Other sites have a huge list of filters and currently with sweet regex skills the ~600 domains that have been crowd sourced compress down to 8-10 filters. As each filter has a text limit of 256 characters. Using a smaller list myself of only sites that I’ve seen I managed to compress it down to 3 filters. If we multiply the 3 filters across all our accounts in the business… Well its #mathtime
- Creating, (or Updating) a filter for each view acts as one write (3*200)
- Linking a filter for each account acts as one write. (3*200)
Just like that, if I had done some math before part 1, I would have known it was impracticable. We have at least 600 writes whenever we want to update our default filters. I hear you saying, but only update the filter that has changed, instead of updating all 3. That’s still 200 writes, assuming you have 200 views. It then takes 24 to 48 hours to update all filters. I have not counted the latest numbers but its easily above 600 ‘view properties’.

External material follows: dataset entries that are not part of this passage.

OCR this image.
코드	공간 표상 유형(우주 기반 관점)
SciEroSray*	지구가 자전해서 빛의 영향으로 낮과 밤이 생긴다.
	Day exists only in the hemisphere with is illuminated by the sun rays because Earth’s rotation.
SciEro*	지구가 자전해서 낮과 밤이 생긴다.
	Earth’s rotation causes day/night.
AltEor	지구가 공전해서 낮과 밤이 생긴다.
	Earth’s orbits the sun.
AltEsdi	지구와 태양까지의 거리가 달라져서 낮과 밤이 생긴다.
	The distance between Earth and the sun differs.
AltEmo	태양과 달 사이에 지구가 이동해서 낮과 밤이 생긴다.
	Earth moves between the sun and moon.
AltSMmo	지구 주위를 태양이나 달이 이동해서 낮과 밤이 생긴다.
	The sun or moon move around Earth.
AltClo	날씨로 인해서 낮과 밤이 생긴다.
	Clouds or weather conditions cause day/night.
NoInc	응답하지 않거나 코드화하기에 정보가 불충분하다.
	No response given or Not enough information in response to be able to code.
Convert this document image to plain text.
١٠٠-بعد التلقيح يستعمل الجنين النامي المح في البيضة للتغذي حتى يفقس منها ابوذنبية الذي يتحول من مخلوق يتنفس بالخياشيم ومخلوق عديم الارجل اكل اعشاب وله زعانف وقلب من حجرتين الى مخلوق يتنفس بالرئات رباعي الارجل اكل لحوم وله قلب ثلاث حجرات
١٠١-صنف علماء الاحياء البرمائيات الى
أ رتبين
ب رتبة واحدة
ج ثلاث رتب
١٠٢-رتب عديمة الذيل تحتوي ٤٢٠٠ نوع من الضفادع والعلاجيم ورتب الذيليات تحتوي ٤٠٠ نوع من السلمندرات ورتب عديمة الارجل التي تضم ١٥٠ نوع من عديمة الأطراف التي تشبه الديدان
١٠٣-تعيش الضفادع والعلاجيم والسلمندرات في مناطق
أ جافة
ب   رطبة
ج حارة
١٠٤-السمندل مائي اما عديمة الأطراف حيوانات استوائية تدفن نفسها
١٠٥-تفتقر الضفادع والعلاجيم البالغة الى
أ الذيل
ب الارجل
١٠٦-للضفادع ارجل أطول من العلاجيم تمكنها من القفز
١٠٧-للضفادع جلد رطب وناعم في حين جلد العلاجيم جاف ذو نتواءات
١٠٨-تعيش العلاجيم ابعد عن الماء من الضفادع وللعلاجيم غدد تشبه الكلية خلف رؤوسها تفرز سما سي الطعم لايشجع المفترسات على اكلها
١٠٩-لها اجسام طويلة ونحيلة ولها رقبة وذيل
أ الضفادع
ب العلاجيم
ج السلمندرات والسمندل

Without the hostname filter, when we noticed a new spammer it’s usually already too late. The spammer will have already populated across many many accounts. Polluting real data, and increasing the workload of SEO technicians.
Having NGINX/IIS/Apache block all referrers that are actual scrapers requires less effort and the resolution time is instant. Being a simple configuration change that can be rolled out across our infrastructure instantaneously is leagues better than having a 48 to 72 hour turn around for previous referrer spam blocking.
If you have any ideas, thoughts, or if it has helped you in making a hostname creator, feel free to leave me a comment. It’s always great to here other success stories, especially others who are in the SEO industry.